This story was written for J310F Reporting Words, Spring 2016
On a December day in 2005, Jean Patterson donned her gloves, mask and biosafety suit, and walked into her lab to check on a group of guinea pigs infected with one of the world’s deadliest biological weapons—anthrax.
Normally, all the guinea pigs would be dead or dying. Anthrax has a mortality rate of over 80%, and the guinea pigs had been administered more than 500 times the lethal dose. However, on this morning, the guinea pigs were still alive and squeaking.
“Under normal circumstances, certainly even humans would die, they wouldn’t have survived that level of toxin,” Patterson said in an interview with UT News. “But day after day, we came into lab to find the animals still happy and healthy.”*
The guinea pigs had been saved by the administration of the antibody-based drug now known as Anthim, which was approved by the FDA last month. Anthim was developed in part by a team of UT researchers—Brent Iverson, George Georgiou, and Jennifer Maynard.
Since its initial development in the early 2000s, Anthim has come a long way from its humble beginnings in guinea pigs.
The drug was licensed by the New Jersey-based pharmaceutical company Elusys, and is now in the process of being distributed to medical supply outposts throughout the country as an insurance policy against the threat of biological weapons. These outposts are part of the Strategic National Stockpile, a national repository of vaccines, medicine, and other emergency supplies.

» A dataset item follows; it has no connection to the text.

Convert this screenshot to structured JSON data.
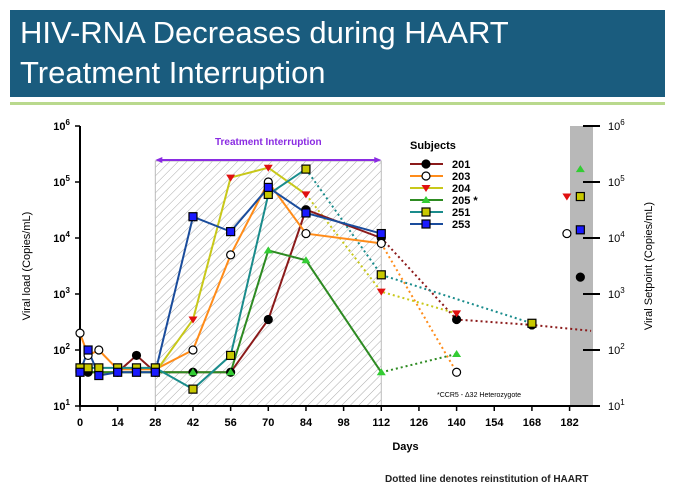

“[This insurance policy] is very important psychologically, because the big thing about anthrax is that it’s really easy to make,” Iverson said. “It is really easy to make these spores and very easy to weaponize them.”
Anthrax, the name for the disease caused by toxins produced by Bacillus anthracis, a common environmental bacteria, does indeed have a long and infamous history as a biological weapon. In the weeks following 9/11, 17 Americans were infected with anthrax. Five died. The bacteria can be grown in a garage, and the spores—seed-like capsules of dormant bacteria—distributed by mail, sprayed from a plane or truck, or scattered via biological weapons, such as anthrax bombs developed by the US after World War II.
Although it is not spread from person-to-person, anthrax spores are able to live for up to a century, making it hard to eliminate from the environment. In addition, Iverson said that it is relatively simple to engineer antibiotic-resistant strains of the bacteria.
“The level of sophistication you need is not very high,” Iverson said. “I made this statement—I could be wrong—but I think it is easier to make anthrax than a good batch of beer.”
Treatments for anthrax generally involve a course of antibiotics, coupled with an antitoxin to eliminate their toxic products.
“Generally, it doesn’t matter toward the end how much antibiotics you get to kill the bacteria,” Patterson said. “You have to do something about the toxin that has been building up in the body.”
The toxin latches on to white blood cells involved in immune response, turning them against the infected person’s body.
“It commands the immune system to kill the person,” Iverson said. “It essentially says, ‘you are under attack, go kill everything,’ except there is nothing to attack.”
When Anthim was tested on Patterson’s guinea pigs, the results were unexpected in more than one way. After Patterson infected the guinea pigs, she did not give them the usual two-fold treatment of antibiotic and antitoxin—she just treated them with Iverson’s antibody.
“We expected the antitoxin to extend the lifespan of the infected animals,” Patterson said in an interview with UT News, “but since we did not couple it with antibiotics, we thought that the bacteria would continue to replicate, and the increasing amount of toxins would eventually overpower the treatment.”
That was not what happened; the antibody in Anthim destroyed the toxin, but also the bacteria. Iverson hypothesized that without its toxin as a defense, anthrax was barely a threat.
“It turns out that anthrax apparently never evolved to evade an immune response because it killed its animals so quickly,” Iverson said. “If you buy the animal some time, the belief was that the animal’s own immune system took out the anthrax, because you take its big weapon out so it was defenseless.”
Accordning to Iverson, it is this property makes Anthim extremely useful and appealing to the government, for use in both the national stockpile and for military applications.
“I think it is reassuring to know that it is not just biodefense,” Iverson said. “There is actually is a stockpile of medical supplies in case something really bad happens.”
Iverson said said he hopes that the stockpile of his drug will serve as a deterrent to terrorists who might plan to use anthrax as a bioweapon.
“It is as psychological as anything else,” Iverson said. “God forbid there ever is a biological attack. One would hope that the bad guys know we have a cure so they just don’t do that.”